Teach the tuberculosis patient to stay in well ventilated areas and limit contact to other people while he or she is still able to spread the infection.

Nursing Interventions for Ineffective Breathing Pattern Patients with tuberculosis may need to work harder to breathe due to coughing, nervousness or a high fever. Ineffective breathing pattern involves breathing at a faster or slower rate, use of accessory muscles to breathe and fast heart rates amongst other things. Nursing interventions for this problem are as follows: Administer oxygen if ordered and as ordered by a physician. Give the TB patients fluids to loosen up secretions for easier expulsion from the lungs. Position the patient in a high fowlers position to reduce the work needed to breathe. Encourage and provide rest periods so the tuberculosis patient can have energy to breathe. Nursing Interventions to Improve Nutritional Status of TB Patients Proper nutrition is necessary for the body to heal and fight off infections.
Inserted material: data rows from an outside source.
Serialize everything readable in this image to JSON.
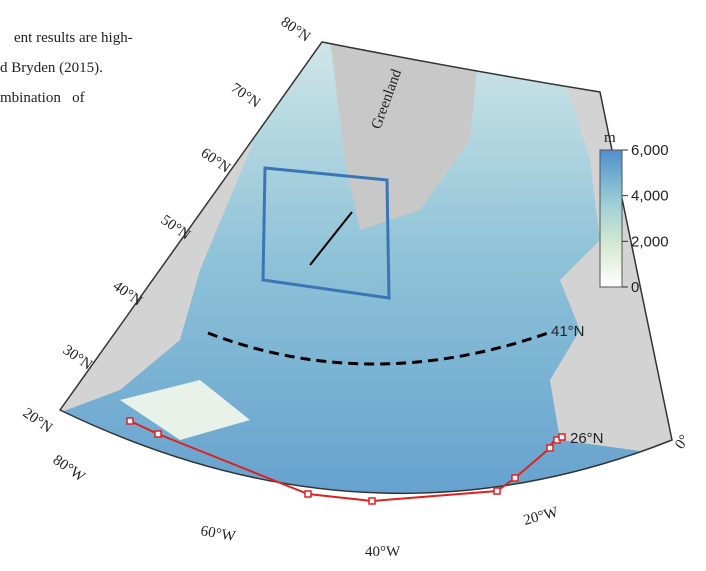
{
  "text_fragment": [
    "ent results are high-",
    "d Bryden (2015).",
    "mbination   of"
  ],
  "map": {
    "latitude_labels": [
      "80°N",
      "70°N",
      "60°N",
      "50°N",
      "40°N",
      "30°N",
      "20°N"
    ],
    "longitude_labels": [
      "80°W",
      "60°W",
      "40°W",
      "20°W",
      "0°"
    ],
    "region_label": "Greenland",
    "section_labels": [
      "41°N",
      "26°N"
    ],
    "colorbar": {
      "unit": "m",
      "range": [
        0,
        6000
      ],
      "ticks": [
        {
          "value": 6000,
          "label": "6,000"
        },
        {
          "value": 4000,
          "label": "4,000"
        },
        {
          "value": 2000,
          "label": "2,000"
        },
        0
      ]
    }
  }
}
Nursing interventions to improve the nutritional status of TB patients includes explaining the importance of a nutritious diet, monitoring the patient's weight for improvement or maintenance, administering vitamin supplements as prescribed and providing small frequent meals. Nursing Interventions to Improve Compliance with Tuberculosis Drug Regimen It is important for tuberculosis patients to take their medications as prescribed. Failure to do this may result in drug resistant forms of tuberculosis. This would make the patients tuberculosis difficult to cure. To increase compliance with the drug regimen for tuberculosis which can be very long, the nurse does the following: teaches the patient about the importance of taking all prescribed medications because the bacteria that causes TB grows slowly and requires a long time to be eliminated. provide the TB patient with information about expected side effects of TB drugs so that they know when to seek a doctors care and when not to be alarmed. refer patients having a hard time sticking to their drug therapy for direct observation therapy, where someone will watch them take their medication as they should. If all the goals of care for nursing management of tuberculosis are met, the tuberculosis patient should be free of fever and able to breathe properly, practice good infection prevention strategies, maintain his or her body weight and take all medications as prescribed.